When I say that you should put your trust in yourself, you probably see all the things connected to your identity.
You see your job, family, relationships, beliefs, body, hobbies, work, interests and all these things that are connected to your identity. When you put your trust in your identity, you can easily lose it.
You can get fired and that will influence how much you can trust yourself with providing safety to you and your family.
You can have an accident, break your leg, or become paralyzed, and you’ll lose the trust you have in your body.
Things can always change in your life and those changes will always influence your identity. Putting your trust in your identity, when you experience change, will bring you a lot of uncertainty and doubt.
On the other hand, you can always move on from identity and see yourself as more than just your identity. Because you are more.
You are a soul part of an oversoul. You have God inside you. You have a higher self that’s constantly guiding you. You are everything you experience and, through what you experience, you can discover this bigger part of yours, as long as you can look beyond your identity. Put your trust in that.

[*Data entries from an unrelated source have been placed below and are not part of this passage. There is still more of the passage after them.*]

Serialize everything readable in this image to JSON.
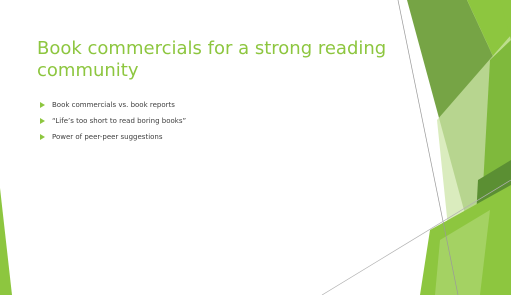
{
  "slide": {
    "title": "Book commercials for a strong reading community",
    "bullets": [
      "Book commercials vs. book reports",
      "“Life’s too short to read boring books”",
      "Power of peer-peer suggestions"
    ]
  },
  "icons": {
    "bullet": "triangle-right-icon"
  },
  "colors": {
    "accent": "#8dc63f",
    "dark_green": "#5b8f33",
    "text": "#404040",
    "background": "#ffffff"
  }
}
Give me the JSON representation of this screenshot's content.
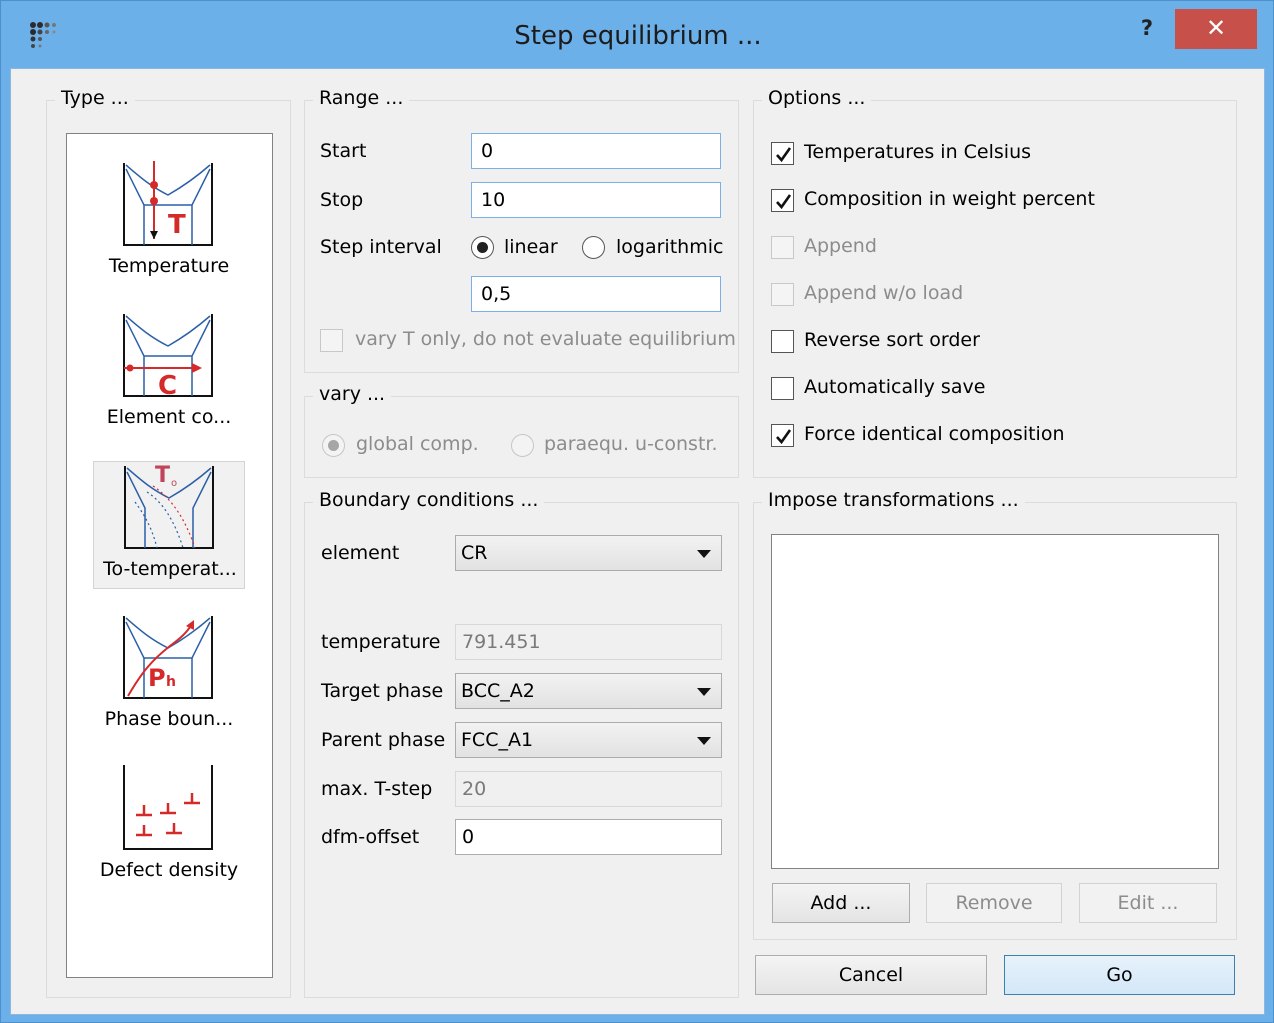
{
  "window": {
    "title": "Step equilibrium ...",
    "help_label": "?",
    "close_label": "✕",
    "app_icon": "app-dots-icon"
  },
  "type_group": {
    "title": "Type ...",
    "items": [
      {
        "label": "Temperature",
        "icon": "temperature-diagram-icon",
        "selected": false
      },
      {
        "label": "Element co...",
        "icon": "element-composition-diagram-icon",
        "selected": false
      },
      {
        "label": "To-temperat...",
        "icon": "to-temperature-diagram-icon",
        "selected": true
      },
      {
        "label": "Phase boun...",
        "icon": "phase-boundary-diagram-icon",
        "selected": false
      },
      {
        "label": "Defect density",
        "icon": "defect-density-diagram-icon",
        "selected": false
      }
    ]
  },
  "range": {
    "title": "Range ...",
    "start_label": "Start",
    "start_value": "0",
    "stop_label": "Stop",
    "stop_value": "10",
    "step_interval_label": "Step interval",
    "linear_label": "linear",
    "log_label": "logarithmic",
    "interval_value": "0,5",
    "vary_t_label": "vary T only, do not evaluate equilibrium"
  },
  "vary": {
    "title": "vary ...",
    "global_label": "global comp.",
    "paraequ_label": "paraequ. u-constr."
  },
  "boundary": {
    "title": "Boundary conditions ...",
    "element_label": "element",
    "element_value": "CR",
    "temperature_label": "temperature",
    "temperature_value": "791.451",
    "target_label": "Target phase",
    "target_value": "BCC_A2",
    "parent_label": "Parent phase",
    "parent_value": "FCC_A1",
    "maxt_label": "max. T-step",
    "maxt_value": "20",
    "dfm_label": "dfm-offset",
    "dfm_value": "0"
  },
  "options": {
    "title": "Options ...",
    "items": [
      {
        "label": "Temperatures in Celsius",
        "checked": true,
        "enabled": true
      },
      {
        "label": "Composition in weight percent",
        "checked": true,
        "enabled": true
      },
      {
        "label": "Append",
        "checked": false,
        "enabled": false
      },
      {
        "label": "Append w/o load",
        "checked": false,
        "enabled": false
      },
      {
        "label": "Reverse sort order",
        "checked": false,
        "enabled": true
      },
      {
        "label": "Automatically save",
        "checked": false,
        "enabled": true
      },
      {
        "label": "Force identical composition",
        "checked": true,
        "enabled": true
      }
    ]
  },
  "transform": {
    "title": "Impose transformations ...",
    "add_label": "Add ...",
    "remove_label": "Remove",
    "edit_label": "Edit ..."
  },
  "footer": {
    "cancel_label": "Cancel",
    "go_label": "Go"
  },
  "colors": {
    "frame": "#6cb0ea",
    "close": "#c7504a",
    "diagram_red": "#d42a2a",
    "diagram_blue": "#2b5fa8"
  }
}
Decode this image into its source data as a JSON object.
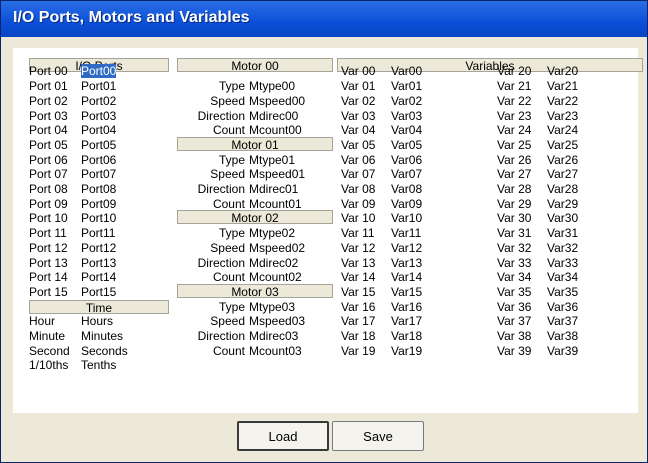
{
  "window": {
    "title": "I/O Ports, Motors and Variables"
  },
  "io": {
    "header": "I/O Ports",
    "ports": [
      {
        "label": "Port 00",
        "value": "Port00"
      },
      {
        "label": "Port 01",
        "value": "Port01"
      },
      {
        "label": "Port 02",
        "value": "Port02"
      },
      {
        "label": "Port 03",
        "value": "Port03"
      },
      {
        "label": "Port 04",
        "value": "Port04"
      },
      {
        "label": "Port 05",
        "value": "Port05"
      },
      {
        "label": "Port 06",
        "value": "Port06"
      },
      {
        "label": "Port 07",
        "value": "Port07"
      },
      {
        "label": "Port 08",
        "value": "Port08"
      },
      {
        "label": "Port 09",
        "value": "Port09"
      },
      {
        "label": "Port 10",
        "value": "Port10"
      },
      {
        "label": "Port 11",
        "value": "Port11"
      },
      {
        "label": "Port 12",
        "value": "Port12"
      },
      {
        "label": "Port 13",
        "value": "Port13"
      },
      {
        "label": "Port 14",
        "value": "Port14"
      },
      {
        "label": "Port 15",
        "value": "Port15"
      }
    ]
  },
  "time": {
    "header": "Time",
    "rows": [
      {
        "label": "Hour",
        "value": "Hours"
      },
      {
        "label": "Minute",
        "value": "Minutes"
      },
      {
        "label": "Second",
        "value": "Seconds"
      },
      {
        "label": "1/10ths",
        "value": "Tenths"
      }
    ]
  },
  "motors": [
    {
      "header": "Motor 00",
      "rows": [
        {
          "label": "Type",
          "value": "Mtype00"
        },
        {
          "label": "Speed",
          "value": "Mspeed00"
        },
        {
          "label": "Direction",
          "value": "Mdirec00"
        },
        {
          "label": "Count",
          "value": "Mcount00"
        }
      ]
    },
    {
      "header": "Motor 01",
      "rows": [
        {
          "label": "Type",
          "value": "Mtype01"
        },
        {
          "label": "Speed",
          "value": "Mspeed01"
        },
        {
          "label": "Direction",
          "value": "Mdirec01"
        },
        {
          "label": "Count",
          "value": "Mcount01"
        }
      ]
    },
    {
      "header": "Motor 02",
      "rows": [
        {
          "label": "Type",
          "value": "Mtype02"
        },
        {
          "label": "Speed",
          "value": "Mspeed02"
        },
        {
          "label": "Direction",
          "value": "Mdirec02"
        },
        {
          "label": "Count",
          "value": "Mcount02"
        }
      ]
    },
    {
      "header": "Motor 03",
      "rows": [
        {
          "label": "Type",
          "value": "Mtype03"
        },
        {
          "label": "Speed",
          "value": "Mspeed03"
        },
        {
          "label": "Direction",
          "value": "Mdirec03"
        },
        {
          "label": "Count",
          "value": "Mcount03"
        }
      ]
    }
  ],
  "variables": {
    "header": "Variables",
    "items": [
      {
        "label": "Var 00",
        "value": "Var00"
      },
      {
        "label": "Var 01",
        "value": "Var01"
      },
      {
        "label": "Var 02",
        "value": "Var02"
      },
      {
        "label": "Var 03",
        "value": "Var03"
      },
      {
        "label": "Var 04",
        "value": "Var04"
      },
      {
        "label": "Var 05",
        "value": "Var05"
      },
      {
        "label": "Var 06",
        "value": "Var06"
      },
      {
        "label": "Var 07",
        "value": "Var07"
      },
      {
        "label": "Var 08",
        "value": "Var08"
      },
      {
        "label": "Var 09",
        "value": "Var09"
      },
      {
        "label": "Var 10",
        "value": "Var10"
      },
      {
        "label": "Var 11",
        "value": "Var11"
      },
      {
        "label": "Var 12",
        "value": "Var12"
      },
      {
        "label": "Var 13",
        "value": "Var13"
      },
      {
        "label": "Var 14",
        "value": "Var14"
      },
      {
        "label": "Var 15",
        "value": "Var15"
      },
      {
        "label": "Var 16",
        "value": "Var16"
      },
      {
        "label": "Var 17",
        "value": "Var17"
      },
      {
        "label": "Var 18",
        "value": "Var18"
      },
      {
        "label": "Var 19",
        "value": "Var19"
      },
      {
        "label": "Var 20",
        "value": "Var20"
      },
      {
        "label": "Var 21",
        "value": "Var21"
      },
      {
        "label": "Var 22",
        "value": "Var22"
      },
      {
        "label": "Var 23",
        "value": "Var23"
      },
      {
        "label": "Var 24",
        "value": "Var24"
      },
      {
        "label": "Var 25",
        "value": "Var25"
      },
      {
        "label": "Var 26",
        "value": "Var26"
      },
      {
        "label": "Var 27",
        "value": "Var27"
      },
      {
        "label": "Var 28",
        "value": "Var28"
      },
      {
        "label": "Var 29",
        "value": "Var29"
      },
      {
        "label": "Var 30",
        "value": "Var30"
      },
      {
        "label": "Var 31",
        "value": "Var31"
      },
      {
        "label": "Var 32",
        "value": "Var32"
      },
      {
        "label": "Var 33",
        "value": "Var33"
      },
      {
        "label": "Var 34",
        "value": "Var34"
      },
      {
        "label": "Var 35",
        "value": "Var35"
      },
      {
        "label": "Var 36",
        "value": "Var36"
      },
      {
        "label": "Var 37",
        "value": "Var37"
      },
      {
        "label": "Var 38",
        "value": "Var38"
      },
      {
        "label": "Var 39",
        "value": "Var39"
      }
    ]
  },
  "buttons": {
    "load": "Load",
    "save": "Save"
  }
}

When you trust yourself from this position, it doesn’t matter what happens because you understand that every experience is the right experience for you.
And when you know that whatever happens in your life, it’s always going to benefit you, then why do you care how it happens?
You shouldn’t care.
When you know that you will always benefit from what happens to you, no matter how it looks (good or bad), you start trusting yourself. The self that is beyond identity.
Your identity is standing in your way
If you tell yourself that something bad happened to you, you do that because, through your identity, you have defined the way you want to experience life. Anything that doesn’t match that definition will be seen as a bad experience.
If you don’t like crowded places and a friend tells you to meet with them in the center of the town, at a festival, you’ll dislike the invitation and probably won’t even go.
If you don’t eat meat and the waiter accidentally serves you meat, you’ll get mad at them for killing animals.
If you believe you are a great driver but you crash your car in an accident, you’ll blame the other driver for everything.
No matter how bad something looks, we are the creators of that experience. The same goes for good and great experiences.
We are the creators.
We create the lives we live.
Therefore, there are no accidents. Whatever you experience as an accident, is the result of all the decisions you made along the way. It doesn’t matter how aware you were of these decisions when you made them – they’re still yours.
And since you are the creator, you should believe that everything happens for you and you benefit from anything that happens for you.
Trust that.
Trust that part of yourself that is beyond identity
In the past few years, with how I lived my life and the way I discovered spirituality, it became clear to me that what we know about ourselves is just a concept of the mind.
But the mind is limited. The mind simply can’t know it all.
Your mind is connected to your senses, which makes the way you define your identity limited to your senses.
You are not just what you see, feel, hear, smell, and touch. You are beyond that.
And if you have no connection with spirituality, I understand this sounds… odd.
It’s because you’ve been used to what society has been telling you about who you are. But maybe… just maybe… it’s time to explore yourself beyond that.